Void Lord melemparkan senjata lain ke arah Leonis, kali ini kapak. Bilahnya yang berputar-putar memotong gedung-gedung dan kemudian menancap di tanah.

Boooooooom!

Itu pasti terhubung dengan jalur suplai mana yang tersembunyi di bawah tanah karena ada ledakan yang menyilaukan.

...Kalau terus begini, aku tidak punya pilihan lain. Aku harus menggunakannya.

Leonis melepas topeng dan jubah Penguasa Kegelapannya, memperlihatkan seragam akademinya. Lawan yang dia hadapi saat ini bukanlah lawan yang bisa dia kalahkan sambil menyembunyikan mananya.

“Apa kau mengenali wajahku, master?” teriaknya ke arah langit.

Dia berharap bahwa Shardark akan bereaksi, namun wajah monster itu sama sekali tidak bergeming.

“...Tsk, dia benar-benar sudah rusak. Padahal Arakael saja setidaknya mengenaliku...”

Leonis meraih gagang Tongkat Penyegel Dosa. Menggunakan Pedang Iblis akan sangat merusak Assault Garden Ketujuh, tapi saat ini dia tidak punya pilihan lain.

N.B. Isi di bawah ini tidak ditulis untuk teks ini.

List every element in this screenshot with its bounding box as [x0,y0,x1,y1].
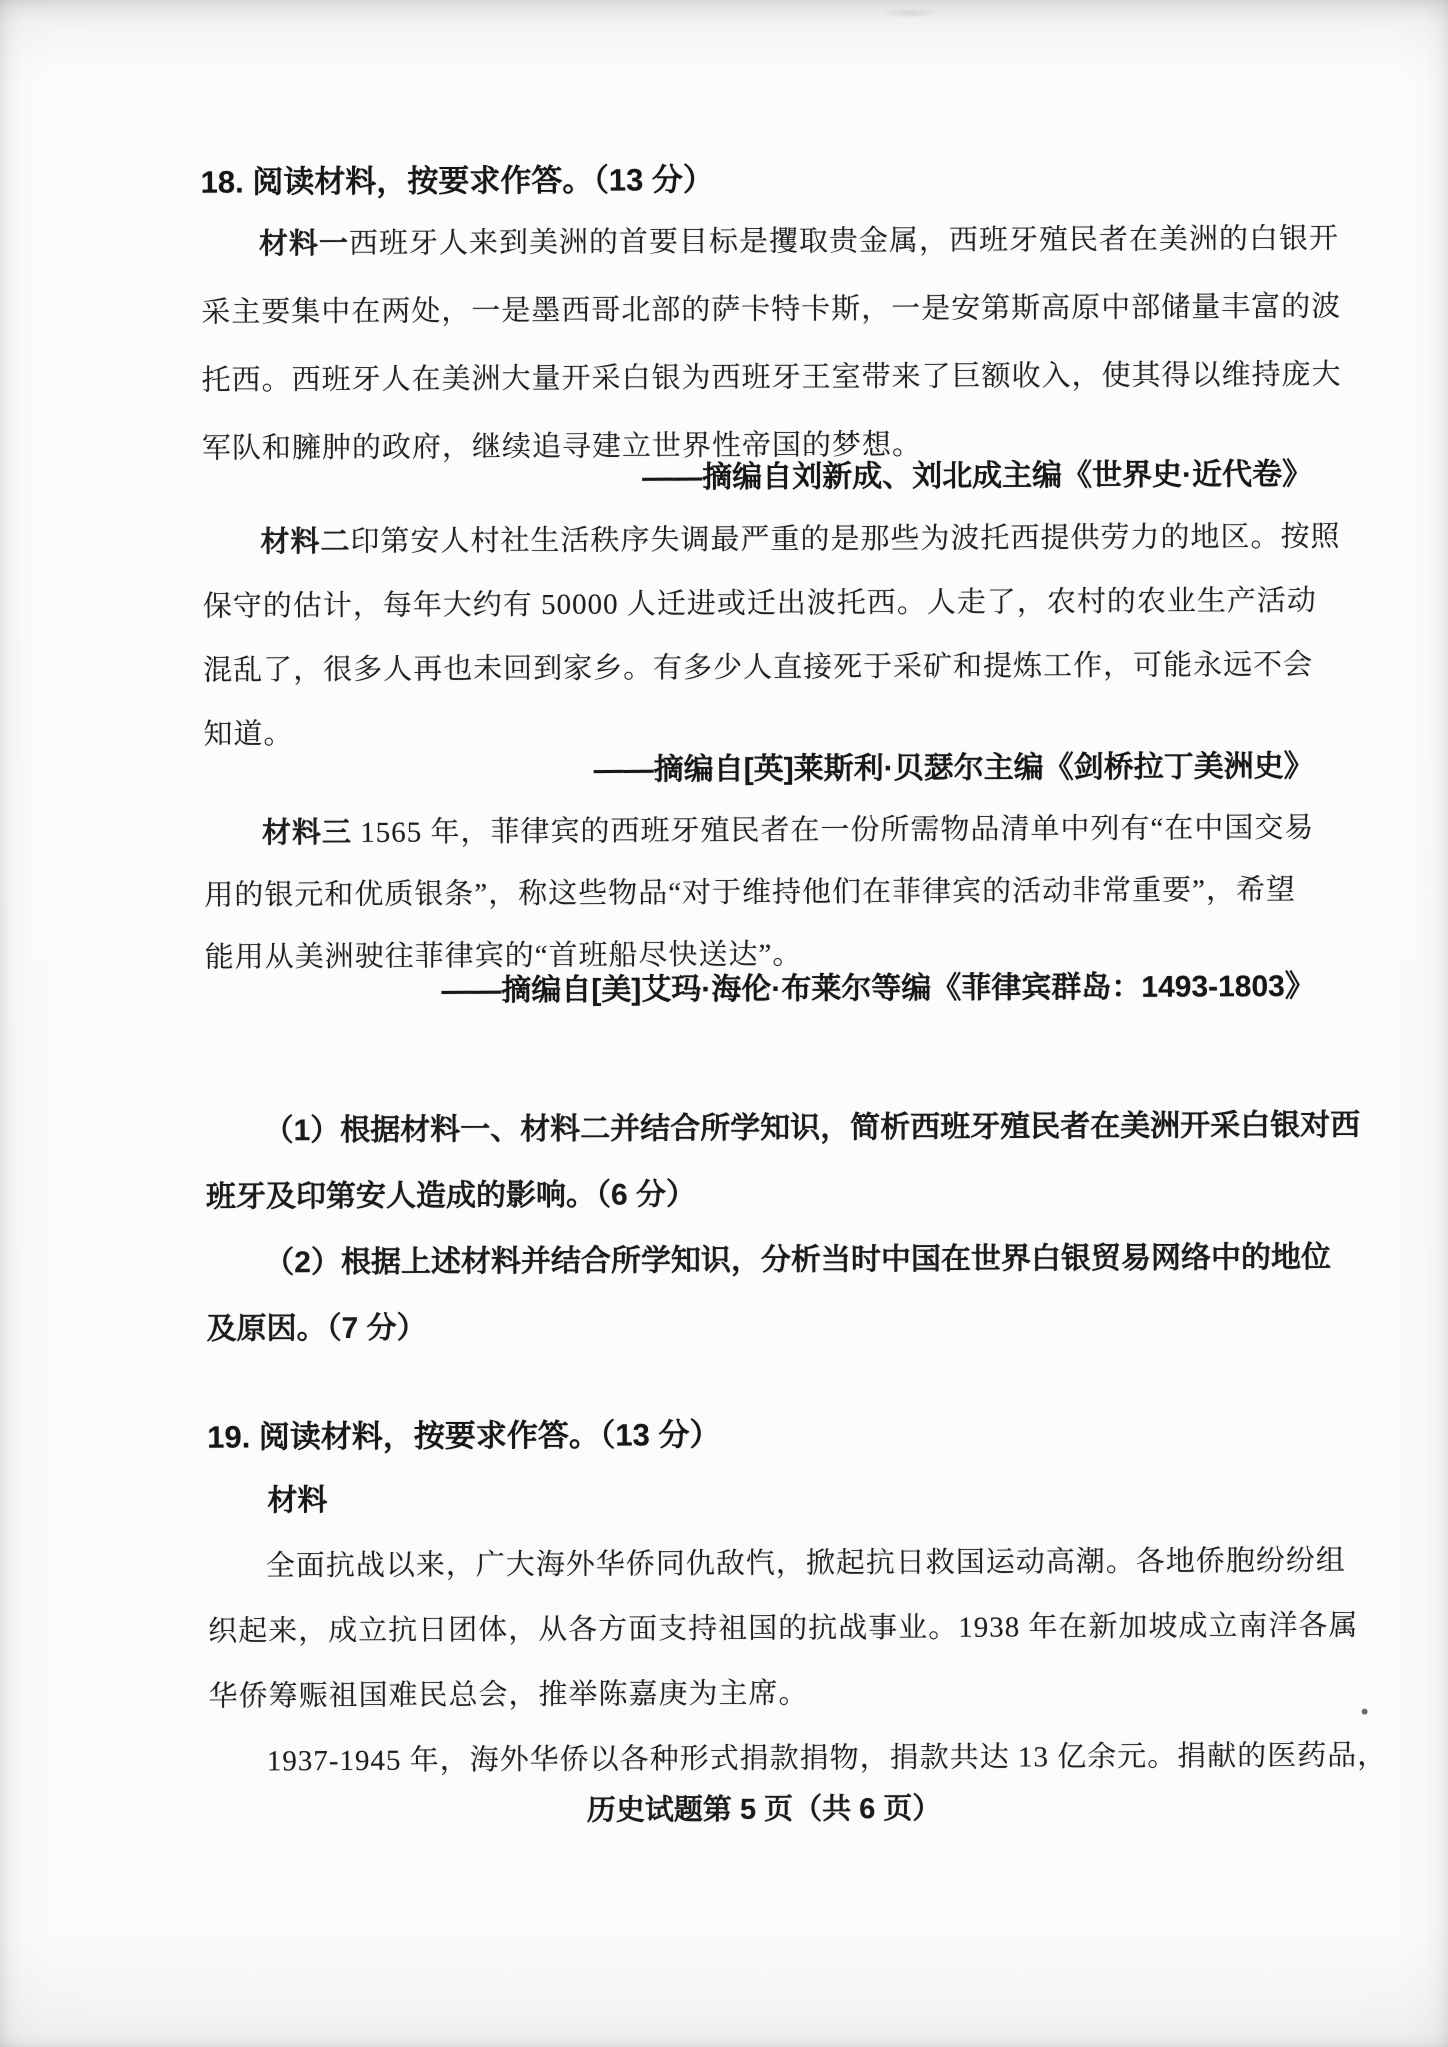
material-1-first-line: 西班牙人来到美洲的首要目标是攫取贵金属，西班牙殖民者在美洲的白银开 [349,223,1339,260]
question-19-material-label: 材料 [267,1482,327,1520]
material-2-first-line: 印第安人村社生活秩序失调最严重的是那些为波托西提供劳力的地区。按照 [350,521,1340,558]
text-line: 及原因。（7 分） [206,1291,1316,1363]
question-19-paragraph-2: 1937-1945 年，海外华侨以各种形式捐款捐物，捐款共达 13 亿余元。捐献… [209,1724,1319,1795]
scanned-exam-page: 18. 阅读材料，按要求作答。（13 分） 材料一西班牙人来到美洲的首要目标是攫… [0,0,1448,2047]
material-3-attribution: ——摘编自[美]艾玛·海伦·布莱尔等编《菲律宾群岛：1493-1803》 [441,969,1315,1010]
text-line: 采主要集中在两处，一是墨西哥北部的萨卡特卡斯，一是安第斯高原中部储量丰富的波 [201,273,1311,347]
text-line: 1937-1945 年，海外华侨以各种形式捐款捐物，捐款共达 13 亿余元。捐献… [209,1724,1319,1795]
text-line: 保守的估计，每年大约有 50000 人迁进或迁出波托西。人走了，农村的农业生产活… [203,569,1313,639]
question-18-part-1: （1）根据材料一、材料二并结合所学知识，简析西班牙殖民者在美洲开采白银对西 班牙… [205,1093,1316,1231]
material-2-paragraph: 材料二印第安人村社生活秩序失调最严重的是那些为波托西提供劳力的地区。按照 保守的… [202,505,1313,767]
material-1-paragraph: 材料一西班牙人来到美洲的首要目标是攫取贵金属，西班牙殖民者在美洲的白银开 采主要… [201,205,1312,483]
material-1-attribution: ——摘编自刘新成、刘北成主编《世界史·近代卷》 [642,457,1312,497]
text-line: 用的银元和优质银条”，称这些物品“对于维持他们在菲律宾的活动非常重要”，希望 [204,859,1314,927]
text-line: 材料一西班牙人来到美洲的首要目标是攫取贵金属，西班牙殖民者在美洲的白银开 [201,205,1311,279]
text-line: 材料三 1565 年，菲律宾的西班牙殖民者在一份所需物品清单中列有“在中国交易 [204,797,1314,865]
text-line: 班牙及印第安人造成的影响。（6 分） [206,1159,1316,1231]
text-line: 托西。西班牙人在美洲大量开采白银为西班牙王室带来了巨额收入，使其得以维持庞大 [201,341,1311,415]
material-1-label: 材料一 [259,228,349,260]
text-line: （1）根据材料一、材料二并结合所学知识，简析西班牙殖民者在美洲开采白银对西 [205,1093,1315,1165]
text-line: 混乱了，很多人再也未回到家乡。有多少人直接死于采矿和提炼工作，可能永远不会 [203,633,1313,703]
text-line: （2）根据上述材料并结合所学知识，分析当时中国在世界白银贸易网络中的地位 [206,1225,1316,1297]
question-18-heading: 18. 阅读材料，按要求作答。（13 分） [200,160,714,203]
question-18-part-2: （2）根据上述材料并结合所学知识，分析当时中国在世界白银贸易网络中的地位 及原因… [206,1225,1317,1363]
text-line: 织起来，成立抗日团体，从各方面支持祖国的抗战事业。1938 年在新加坡成立南洋各… [208,1594,1318,1665]
question-19-heading: 19. 阅读材料，按要求作答。（13 分） [207,1415,721,1458]
page-footer: 历史试题第 5 页（共 6 页） [209,1787,1319,1833]
stray-mark [1362,1709,1368,1715]
text-line: 材料二印第安人村社生活秩序失调最严重的是那些为波托西提供劳力的地区。按照 [202,505,1312,575]
material-2-label: 材料二 [260,526,350,558]
text-line: 华侨筹赈祖国难民总会，推举陈嘉庚为主席。 [208,1659,1318,1730]
question-19-paragraph-1: 全面抗战以来，广大海外华侨同仇敌忾，掀起抗日救国运动高潮。各地侨胞纷纷组 织起来… [208,1529,1319,1730]
text-line: 全面抗战以来，广大海外华侨同仇敌忾，掀起抗日救国运动高潮。各地侨胞纷纷组 [208,1529,1318,1600]
page-content: 18. 阅读材料，按要求作答。（13 分） 材料一西班牙人来到美洲的首要目标是攫… [0,0,1448,2047]
material-2-attribution: ——摘编自[英]莱斯利·贝瑟尔主编《剑桥拉丁美洲史》 [594,749,1314,789]
material-3-label: 材料三 [262,817,352,849]
material-3-paragraph: 材料三 1565 年，菲律宾的西班牙殖民者在一份所需物品清单中列有“在中国交易 … [204,797,1315,989]
material-3-first-line: 1565 年，菲律宾的西班牙殖民者在一份所需物品清单中列有“在中国交易 [352,812,1315,849]
page-number-text: 历史试题第 5 页（共 6 页） [587,1793,942,1827]
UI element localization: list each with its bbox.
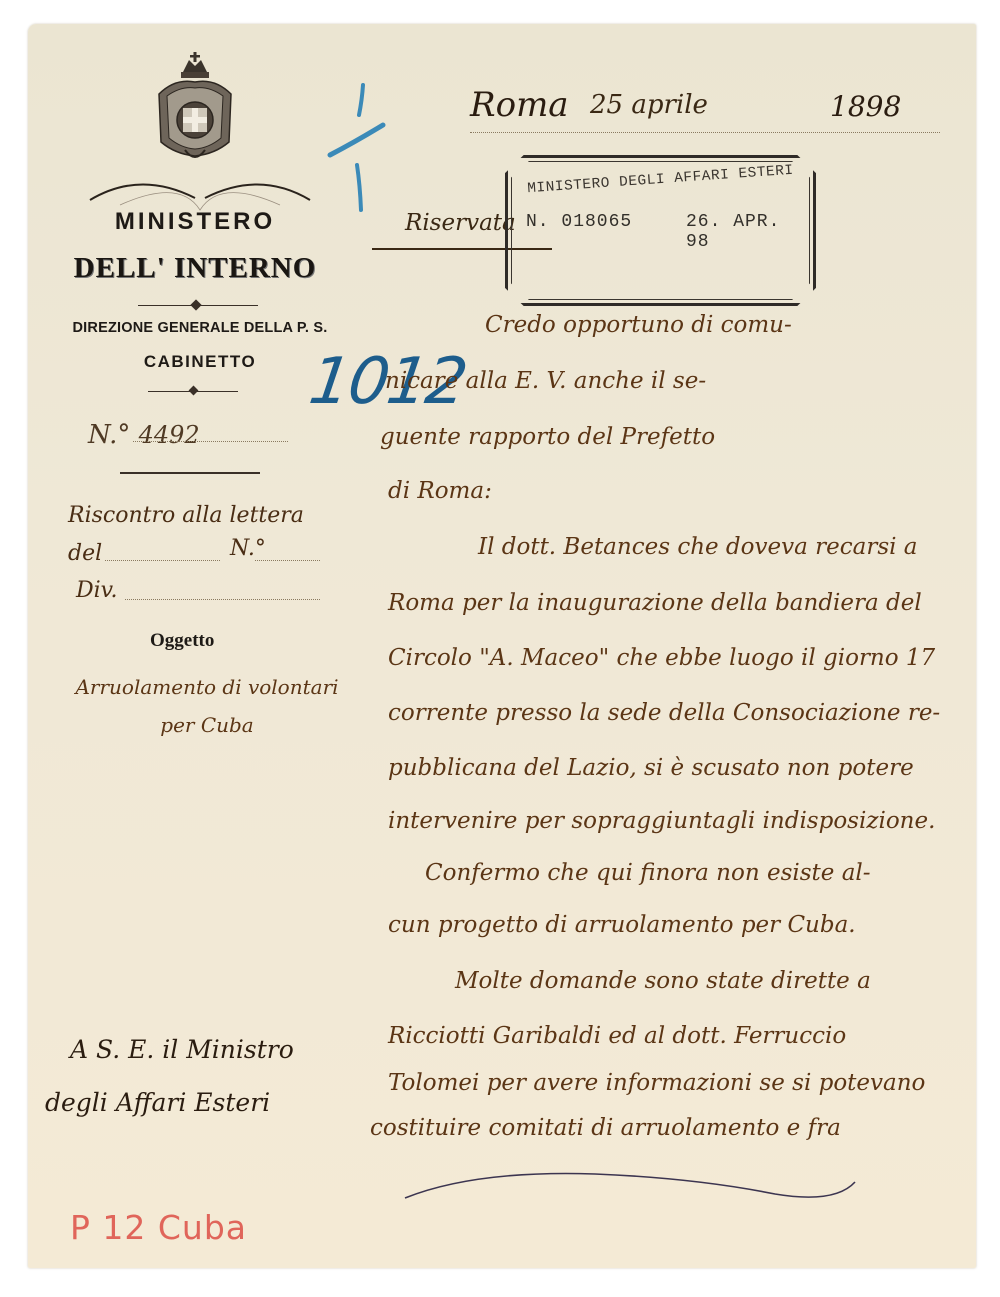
body-line: pubblicana del Lazio, si è scusato non p…: [388, 755, 914, 781]
n-dotline: [255, 560, 320, 561]
div-dotline: [125, 599, 320, 600]
protocol-number: N.° 4492: [88, 420, 200, 450]
body-line: Confermo che qui finora non esiste al-: [425, 860, 871, 886]
body-line: corrente presso la sede della Consociazi…: [388, 700, 940, 726]
body-line: cun progetto di arruolamento per Cuba.: [388, 912, 856, 938]
subject-label: Oggetto: [150, 630, 214, 652]
body-line: guente rapporto del Prefetto: [380, 424, 715, 450]
office-name: CABINETTO: [50, 352, 350, 372]
subject-line2: per Cuba: [62, 706, 352, 744]
del-label: del: [68, 541, 102, 566]
receipt-stamp: MINISTERO DEGLI AFFARI ESTERI N. 018065 …: [505, 155, 816, 306]
body-line: costituire comitati di arruolamento e fr…: [370, 1115, 841, 1141]
date-year: 1898: [830, 90, 901, 123]
body-line: di Roma:: [388, 478, 492, 504]
protocol-label: N.°: [88, 420, 130, 450]
body-line: Ricciotti Garibaldi ed al dott. Ferrucci…: [388, 1023, 846, 1049]
body-line: Credo opportuno di comu-: [485, 312, 792, 338]
date-place: Roma: [470, 85, 569, 125]
body-line: Tolomei per avere informazioni se si pot…: [388, 1070, 925, 1096]
subject-line1: Arruolamento di volontari: [62, 668, 352, 706]
n-label: N.°: [230, 536, 266, 561]
blue-cross-mark-icon: [325, 80, 395, 220]
red-archive-note: P 12 Cuba: [70, 1208, 247, 1247]
addressee-line1: A S. E. il Ministro: [70, 1035, 294, 1064]
body-line: Il dott. Betances che doveva recarsi a: [478, 534, 918, 560]
ministry-title-line1: MINISTERO: [60, 208, 330, 236]
body-line: Circolo "A. Maceo" che ebbe luogo il gio…: [388, 645, 935, 671]
ministry-title-line2: DELL' INTERNO: [40, 252, 350, 285]
riscontro-label: Riscontro alla lettera: [68, 503, 304, 528]
savoy-coat-of-arms-icon: [145, 52, 245, 172]
classification-label: Riservata: [405, 210, 516, 236]
body-line: nicare alla E. V. anche il se-: [385, 368, 706, 394]
date-day-month: 25 aprile: [590, 90, 708, 120]
stamp-number: N. 018065: [526, 212, 632, 232]
closing-flourish: [395, 1160, 875, 1210]
department-name: DIREZIONE GENERALE DELLA P. S.: [50, 320, 350, 336]
protocol-dotline: [133, 441, 288, 442]
protocol-value: 4492: [139, 421, 200, 449]
body-line: Molte domande sono state dirette a: [455, 968, 871, 994]
del-dotline: [105, 560, 220, 561]
div-label: Div.: [76, 578, 118, 603]
subject-text: Arruolamento di volontari per Cuba: [62, 668, 352, 744]
body-line: intervenire per sopraggiuntagli indispos…: [388, 808, 935, 834]
addressee-line2: degli Affari Esteri: [45, 1088, 270, 1117]
body-line: Roma per la inaugurazione della bandiera…: [388, 590, 922, 616]
section-rule: [120, 472, 260, 474]
stamp-date: 26. APR. 98: [686, 212, 813, 252]
dateline-dotline: [470, 132, 940, 133]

Melepaskan surai Blackas, Leonis mendarat di tanah.

 

Engkau Seni Pedang untuk Menyelamatkan Dunia, Diberkahi oleh Surga.
Engkau Seni Pedang untuk Menghancurkan Dunia, Dibuat untuk Memberontak Melawan Surga.

 

Leonis perlahan menarik Pedang Iblis——

“...Apa?!”

—tapi ada sesuatu yang membuatnya tidak bisa melakukan itu.

“Ada apa, Magnus-dono...?!” tanya Blackas padanya, khawatir.

“Me-Mengapa?! Aku tidak bisa..., menarik Dáinsleif!”

Leonis menarik Dáinsleif sekuat yang dia bisa, tapi Pedang Iblis itu tidak terlepas dari sarungnya.

“—Monster itu menyerang lagi, Magnus-dono!”

Pedang api datang memotong udara, meluncur ke arahnya!

---

“Hahhhhhhhh!”

Dengan gerakan yang secepat kilat, Sakuya mengayunkan Raikirimaru.

Klangggggg!

Setsura memblokir tebasan diagonal yang menyilaukan itu dengan katananya.

“Jangan keras kepala,” ucapnya pada Sakuya. “Kau tidak bisa mengalahkanku.”

“Kita lihat saja nanti...!”

Sakuya sekali lagi melangkah maju, kembali memberikan serangan. Bunga api beterbangan saat pedang mereka bertemu.

“Kurang ajar...!” Setsura menggeram.

Pedang Sucinya bersinar, dan angin iblis menyelimuti pedangnya.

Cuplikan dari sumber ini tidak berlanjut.